Я еще раз все обдумал:
— А как насчет вот чего? Несколько старых, больных богатых мужчин и женщин учреждают фонд, чтобы защитить общественный запас органов от истощения. По крайней мере, это законно, в отличие от сделок с органлеггерами. Если их не так уж мало, это может быть даже дешевле.
— Мы думали об этом. Прогнали и такую программу. Я задал несколько осторожных вопросов в Клубе струльдбругов, поскольку и сам в нем состою. Надо быть осторожным. Пусть это законно, но огласки они не пожелают.
— Ну разумеется.
— И тут утром я получаю твой отчет. Анубис и дети Чемберсов. А не стоит ли чуть дальше развить эту идею?
— Я не улавливаю…
Гарнер выглядел так, словно сейчас бросится на меня.
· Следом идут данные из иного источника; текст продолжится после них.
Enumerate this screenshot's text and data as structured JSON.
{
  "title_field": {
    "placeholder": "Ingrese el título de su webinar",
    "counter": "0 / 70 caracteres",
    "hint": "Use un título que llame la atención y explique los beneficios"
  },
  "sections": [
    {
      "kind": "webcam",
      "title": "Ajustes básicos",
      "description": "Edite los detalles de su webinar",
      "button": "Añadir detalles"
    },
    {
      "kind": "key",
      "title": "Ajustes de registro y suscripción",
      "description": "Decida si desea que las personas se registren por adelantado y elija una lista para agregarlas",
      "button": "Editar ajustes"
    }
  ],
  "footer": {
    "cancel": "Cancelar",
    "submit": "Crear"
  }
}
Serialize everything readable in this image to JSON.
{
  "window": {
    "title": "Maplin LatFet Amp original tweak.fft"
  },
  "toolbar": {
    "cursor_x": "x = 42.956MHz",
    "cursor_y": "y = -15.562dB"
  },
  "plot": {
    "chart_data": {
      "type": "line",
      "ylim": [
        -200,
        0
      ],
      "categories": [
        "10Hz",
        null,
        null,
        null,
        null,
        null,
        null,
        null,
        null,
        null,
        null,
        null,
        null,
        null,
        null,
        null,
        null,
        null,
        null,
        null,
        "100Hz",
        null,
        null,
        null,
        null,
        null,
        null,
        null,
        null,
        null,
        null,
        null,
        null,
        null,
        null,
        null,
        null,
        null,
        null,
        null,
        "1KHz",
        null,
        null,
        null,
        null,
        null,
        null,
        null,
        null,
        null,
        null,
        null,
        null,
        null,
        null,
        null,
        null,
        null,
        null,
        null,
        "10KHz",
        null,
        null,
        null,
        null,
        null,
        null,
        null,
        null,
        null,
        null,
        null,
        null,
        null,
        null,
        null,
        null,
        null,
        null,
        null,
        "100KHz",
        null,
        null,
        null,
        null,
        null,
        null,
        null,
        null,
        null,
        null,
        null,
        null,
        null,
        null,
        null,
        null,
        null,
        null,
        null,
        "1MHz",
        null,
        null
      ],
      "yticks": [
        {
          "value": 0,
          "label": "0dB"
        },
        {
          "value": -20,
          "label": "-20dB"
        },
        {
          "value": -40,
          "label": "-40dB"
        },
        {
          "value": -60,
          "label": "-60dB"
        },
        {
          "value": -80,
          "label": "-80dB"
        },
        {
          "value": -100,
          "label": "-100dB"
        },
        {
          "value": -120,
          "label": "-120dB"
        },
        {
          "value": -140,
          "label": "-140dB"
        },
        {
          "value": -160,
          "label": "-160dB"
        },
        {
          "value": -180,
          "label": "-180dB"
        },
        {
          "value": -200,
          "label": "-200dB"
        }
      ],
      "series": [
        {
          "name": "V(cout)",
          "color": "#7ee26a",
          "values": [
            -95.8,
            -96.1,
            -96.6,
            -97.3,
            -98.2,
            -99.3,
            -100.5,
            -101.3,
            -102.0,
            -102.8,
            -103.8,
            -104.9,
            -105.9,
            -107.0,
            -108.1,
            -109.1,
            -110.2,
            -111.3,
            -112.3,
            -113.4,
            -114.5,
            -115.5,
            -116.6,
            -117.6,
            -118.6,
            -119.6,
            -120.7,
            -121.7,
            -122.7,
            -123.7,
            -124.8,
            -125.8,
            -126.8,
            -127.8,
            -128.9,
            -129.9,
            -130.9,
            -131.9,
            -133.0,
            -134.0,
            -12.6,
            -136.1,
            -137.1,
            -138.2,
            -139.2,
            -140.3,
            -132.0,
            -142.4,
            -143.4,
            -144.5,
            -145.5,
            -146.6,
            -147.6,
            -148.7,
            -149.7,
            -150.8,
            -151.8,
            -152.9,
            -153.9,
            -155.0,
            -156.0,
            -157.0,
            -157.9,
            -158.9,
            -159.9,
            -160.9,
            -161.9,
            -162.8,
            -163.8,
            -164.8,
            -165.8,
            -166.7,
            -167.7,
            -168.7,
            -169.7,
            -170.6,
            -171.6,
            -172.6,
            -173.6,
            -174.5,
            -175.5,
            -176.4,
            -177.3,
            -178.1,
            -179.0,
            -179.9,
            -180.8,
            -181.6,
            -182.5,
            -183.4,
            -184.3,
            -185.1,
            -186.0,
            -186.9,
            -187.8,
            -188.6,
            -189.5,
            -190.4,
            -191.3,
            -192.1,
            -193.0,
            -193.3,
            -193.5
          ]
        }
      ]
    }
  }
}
— Разве не замечательно будет, если Федерация органлеггеров поддержит второй законопроект о замораживании? И похитит всех главных наследников мерзлявчиков как раз перед принятием закона? Большинство людей, интересных для похитителей, могут позволить себе защиту. Охрана, сигнализация в доме, сигнализация на теле. А наследник мерзлявчика пока не может этого сделать. — Гарнер наклонился вперед в кресле, помогая себе руками. — Если мы это сумеем доказать и предать гласности, не покончит ли это навсегда со вторым законом о замораживании?
Вернувшись в кабинет, я обнаружил записку на столе. Данные на Холдена Чемберса уже дожидались меня в памяти компьютера. Я вспомнил, что Холден и сам должен был явиться во второй половине дня, если только фокус с рукой не напугал его до смерти.
Я вызвал досье и прочитал его, стараясь уяснить, в здравом ли уме этот мальчишка. Большая часть информации поступила из медицинского центра колледжа. Там тоже о нем беспокоились.
Похищение прервало его первый год учебы в Уошберне. После этого его оценки резко упали, потом постепенно поднялись до едва приемлемого уровня. В сентябре он сменил специализацию с архитектуры на биохимию. Это у него получилось легко. В последующие два года его успеваемость была выше средней.